La non promulgation en cas de contrôle juridictionnel ayant abouti à la non-conformité est la sanction qui frappe ce type de lois ; cependant, si malgré cet arrêt de non-conformité, le Chef de l'Etat promulgue quand même la susdite loi organique, pour des raisons qui lui seraient propres, il convient d'observer qu'il commettrait ainsi une violation intentionnelle de la Constitution1073(*) qui relève désormais du droit constitutionnel pénal que l'on a vu plus haut.

C. Les lois ordinaires

Les lois ordinaires, quelle que soit la catégorie à laquelle elles appartiendraient, restent soumises au contrôle préalable de constitutionnalité au voeu du constituant. Lorsque le juge aboutit sur pied de l'article 160, alinéa 3 de la Constitution à une déclaration de non-conformité, la sanction demeure la non promulgation. Une seconde lecture au niveau parlementaire peut également s'ensuivre.

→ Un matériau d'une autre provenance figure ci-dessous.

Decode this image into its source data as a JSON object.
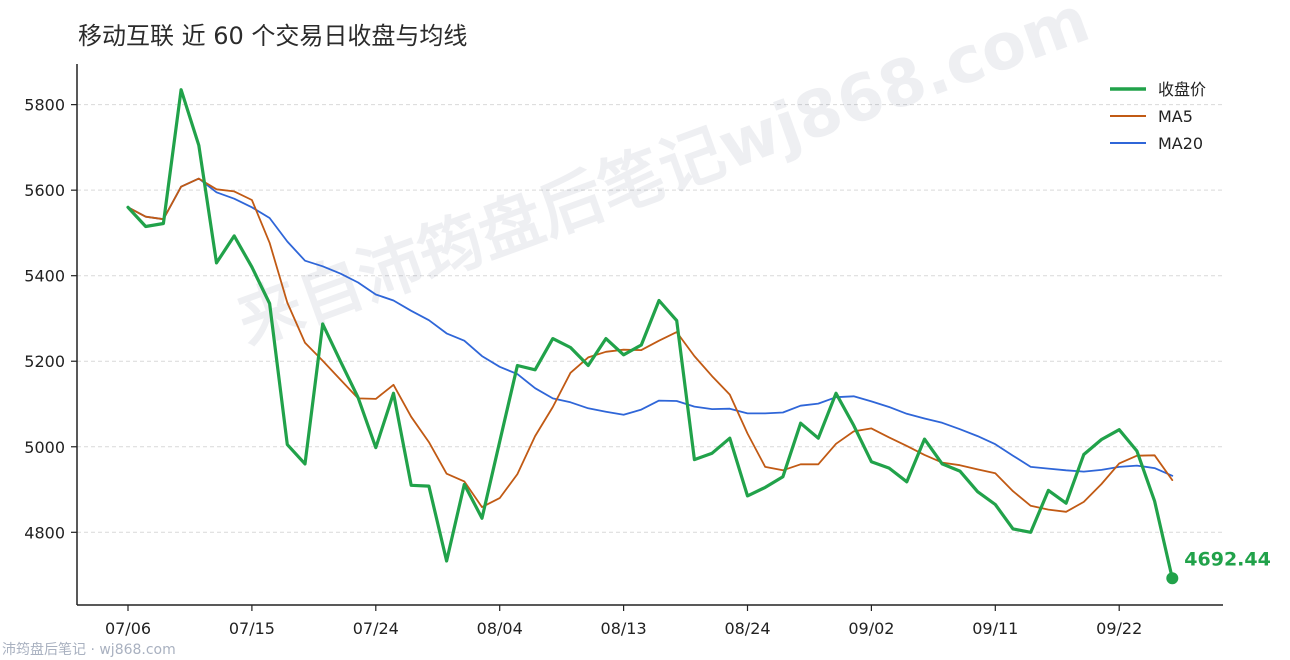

D. Les actes ayant force de loi

Les actes ayant force de loi, étant par définition des actes du pouvoir exécutif intervenus dans le champ législatif, n'échappent pas au contrôle lorsque le constituant ouvre expressément ce contrôle. En effet, autrement, il est théoriquement difficile aux autorités habilités à déclencher le contrôle à priori de savoir qu'un acte ayant force de loi est en chantier auprès du Chef de l'Etat.

Par ailleurs, si malgré tout, un tel acte était soumis au contrôle du juge, ce dernier devrait le censurer car, à notre avis, l'équipollence des actes ayant force de loi avec les lois formelles commande une telle solution. La solution est différente lorsqu'il s'agit des actes expressément cités par le constituant.

* 1066 Lire FAVOREU (L.), La politique saisie par le droit, Alternance, Cohabitations et conseil constitutionnel, Paris, Economica, 1998.

* 1067 Voir article 153, alinéa 4 de la Constitution du 18 février 2006.

* 1068 Cette disposition qui, du point de vue de l'argument a rubrica, relève des juridictions de l'ordre judiciaire doit être tenue pour générale car l'on ne conçoit guère qu'elle ne s'applique pas aux juridictions administratives ou même à la Cour constitutionnelle. Sa portée est donc plus étendue, du point de vue téléologique.

* 1069 BOULOUIS (J.) et CHEVALLIER (R.-M.), Grands arrêts de la CJCE, 5ème édition, Paris, Dalloz, 1991, p.91.

* 1070 Article 222 de la Constitution du 18 février 2006.

* 1071 Article 121 de la Constitution de la transition du 4 avril 2003.

* 1072 Nous disposons de la copie de cet arrêt.

* 1073 Voir article 165, alinéa 1er de la Constitution du 18 février 2006.